A young Cornish ‘Fixer’ is campaigning to make people realise that farming is not all straw hats and hay bales, but actually a very unforgiving industry.
Lorna Keight, 22, lives with her partner on his farm near Liskeard, and says long hours, unpredictable weather and the poor economic climate all add to the pressure on British farmers, who are subject to a disproportionately high suicide rate, according to the Royal Agricultural Benevolent Institution.
She believes that if people had a greater understanding of the industry, it would encourage people to support their local farmers by buying local produce.
Now working with Fixers, a charity which supports young people to ‘fix’ the future, Keight is launching a poster campaign across the West Country to encourage the British public to help to keep their regional farms in business.
“Before I met Tom I thought farming was just an easy job,” she said. “I thought they all had days off in the summer in the sun.

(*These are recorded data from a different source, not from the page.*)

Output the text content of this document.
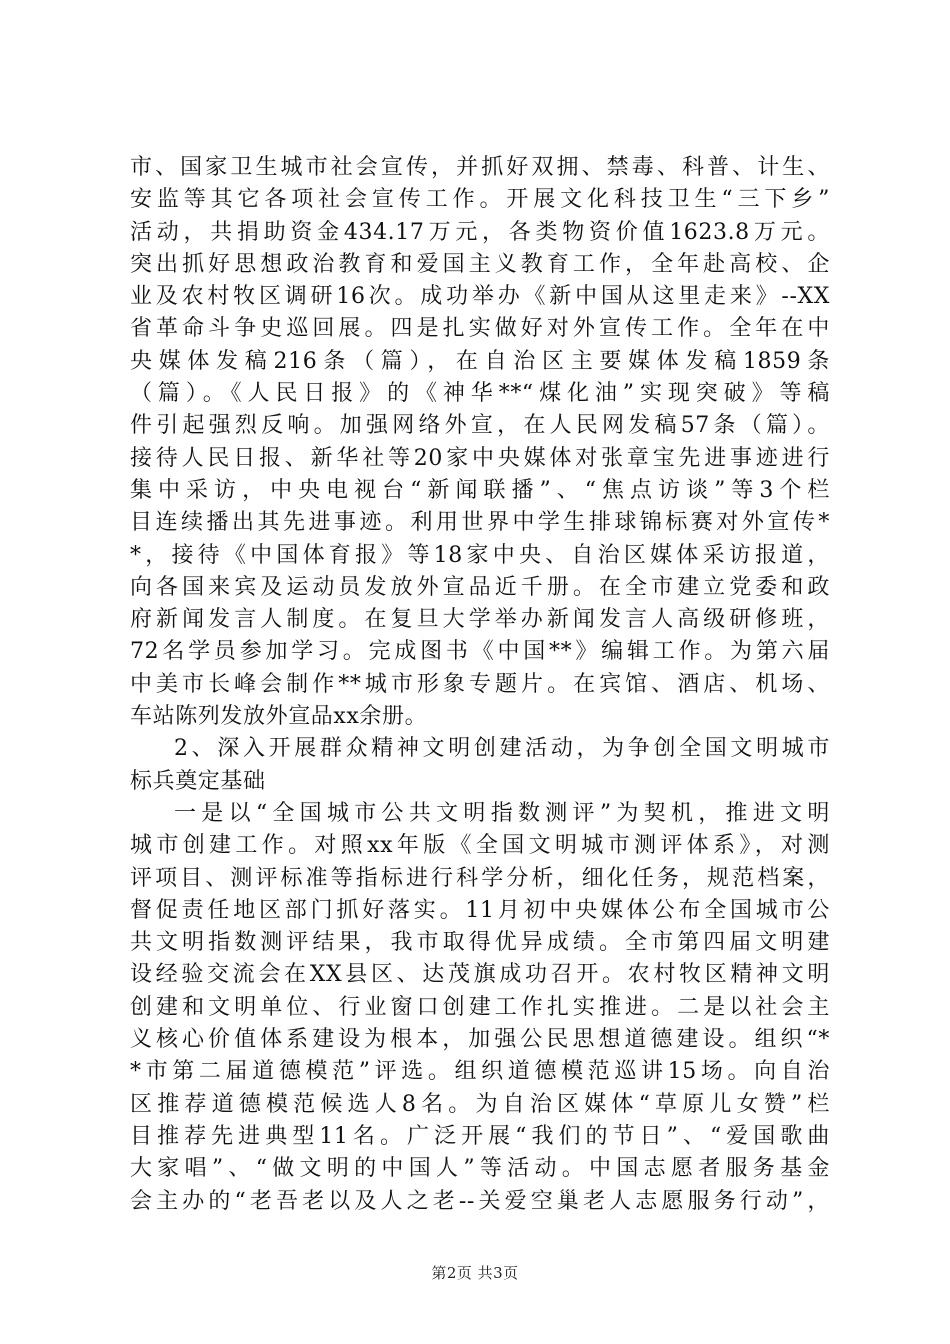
市、国家卫生城市社会宣传，并抓好双拥、禁毒、科普、计生、
安监等其它各项社会宣传工作。开展文化科技卫生“三下乡”
活动，共捐助资金434.17万元，各类物资价值1623.8万元。
突出抓好思想政治教育和爱国主义教育工作，全年赴高校、企
业及农村牧区调研16次。成功举办《新中国从这里走来》--XX
省革命斗争史巡回展。四是扎实做好对外宣传工作。全年在中
央媒体发稿216条（篇），在自治区主要媒体发稿1859条
（篇）。《人民日报》的《神华**“煤化油”实现突破》等稿
件引起强烈反响。加强网络外宣，在人民网发稿57条（篇）。
接待人民日报、新华社等20家中央媒体对张章宝先进事迹进行
集中采访，中央电视台“新闻联播”、“焦点访谈”等3个栏
目连续播出其先进事迹。利用世界中学生排球锦标赛对外宣传*
*，接待《中国体育报》等18家中央、自治区媒体采访报道，
向各国来宾及运动员发放外宣品近千册。在全市建立党委和政
府新闻发言人制度。在复旦大学举办新闻发言人高级研修班，
72名学员参加学习。完成图书《中国**》编辑工作。为第六届
中美市长峰会制作**城市形象专题片。在宾馆、酒店、机场、
车站陈列发放外宣品xx余册。
2、深入开展群众精神文明创建活动，为争创全国文明城市
标兵奠定基础
一是以“全国城市公共文明指数测评”为契机，推进文明
城市创建工作。对照xx年版《全国文明城市测评体系》，对测
评项目、测评标准等指标进行科学分析，细化任务，规范档案，
督促责任地区部门抓好落实。11月初中央媒体公布全国城市公
共文明指数测评结果，我市取得优异成绩。全市第四届文明建
设经验交流会在XX县区、达茂旗成功召开。农村牧区精神文明
创建和文明单位、行业窗口创建工作扎实推进。二是以社会主
义核心价值体系建设为根本，加强公民思想道德建设。组织“*
*市第二届道德模范”评选。组织道德模范巡讲15场。向自治
区推荐道德模范候选人8名。为自治区媒体“草原儿女赞”栏
目推荐先进典型11名。广泛开展“我们的节日”、“爱国歌曲
大家唱”、“做文明的中国人”等活动。中国志愿者服务基金
会主办的“老吾老以及人之老--关爱空巢老人志愿服务行动”，
第2页 共3页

It seemed like a really nice lifestyle, and it is, but I had no idea just how much hard work does go into it. It has really shocked me and I want to open the eyes of the British public as well.”

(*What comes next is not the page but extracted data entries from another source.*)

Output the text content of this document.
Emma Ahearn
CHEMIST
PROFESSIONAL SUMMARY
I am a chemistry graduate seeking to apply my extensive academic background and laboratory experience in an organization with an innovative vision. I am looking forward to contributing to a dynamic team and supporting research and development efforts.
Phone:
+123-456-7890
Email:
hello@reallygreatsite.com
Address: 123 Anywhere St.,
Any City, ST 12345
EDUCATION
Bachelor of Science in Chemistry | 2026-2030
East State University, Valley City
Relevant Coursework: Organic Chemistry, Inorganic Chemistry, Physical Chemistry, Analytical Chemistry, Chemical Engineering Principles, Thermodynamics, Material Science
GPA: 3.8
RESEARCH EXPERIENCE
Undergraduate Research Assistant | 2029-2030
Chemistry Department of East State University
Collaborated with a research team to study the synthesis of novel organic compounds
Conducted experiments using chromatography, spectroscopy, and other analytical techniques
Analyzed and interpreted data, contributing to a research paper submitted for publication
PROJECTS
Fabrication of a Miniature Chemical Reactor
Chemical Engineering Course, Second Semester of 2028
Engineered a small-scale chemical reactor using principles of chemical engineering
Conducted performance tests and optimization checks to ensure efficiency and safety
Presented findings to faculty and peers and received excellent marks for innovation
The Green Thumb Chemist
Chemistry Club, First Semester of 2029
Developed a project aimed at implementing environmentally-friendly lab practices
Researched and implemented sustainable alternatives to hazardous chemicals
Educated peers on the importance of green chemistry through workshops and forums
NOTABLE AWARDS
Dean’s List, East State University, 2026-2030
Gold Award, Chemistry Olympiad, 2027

Her partner Tom Maddever, 30, is the third generation to work the land at his family farm at Doddycross on the outskirts of Menheniot.
“One of the biggest challenges we face is the weather,” he said. “You are also very much tied to the farm. Having livestock means you have to work 365 days a year to make sure they are all fed and watered.
“In terms of the financial side of things, you are never going to become extremely wealthy from farming but I don’t worry about that because it’s a good way of life that I enjoy.”
Lorna Keight’s Fixers campaign will be the subject of a broadcast on ITV News West Country on Thursday, August 8 from 6pm.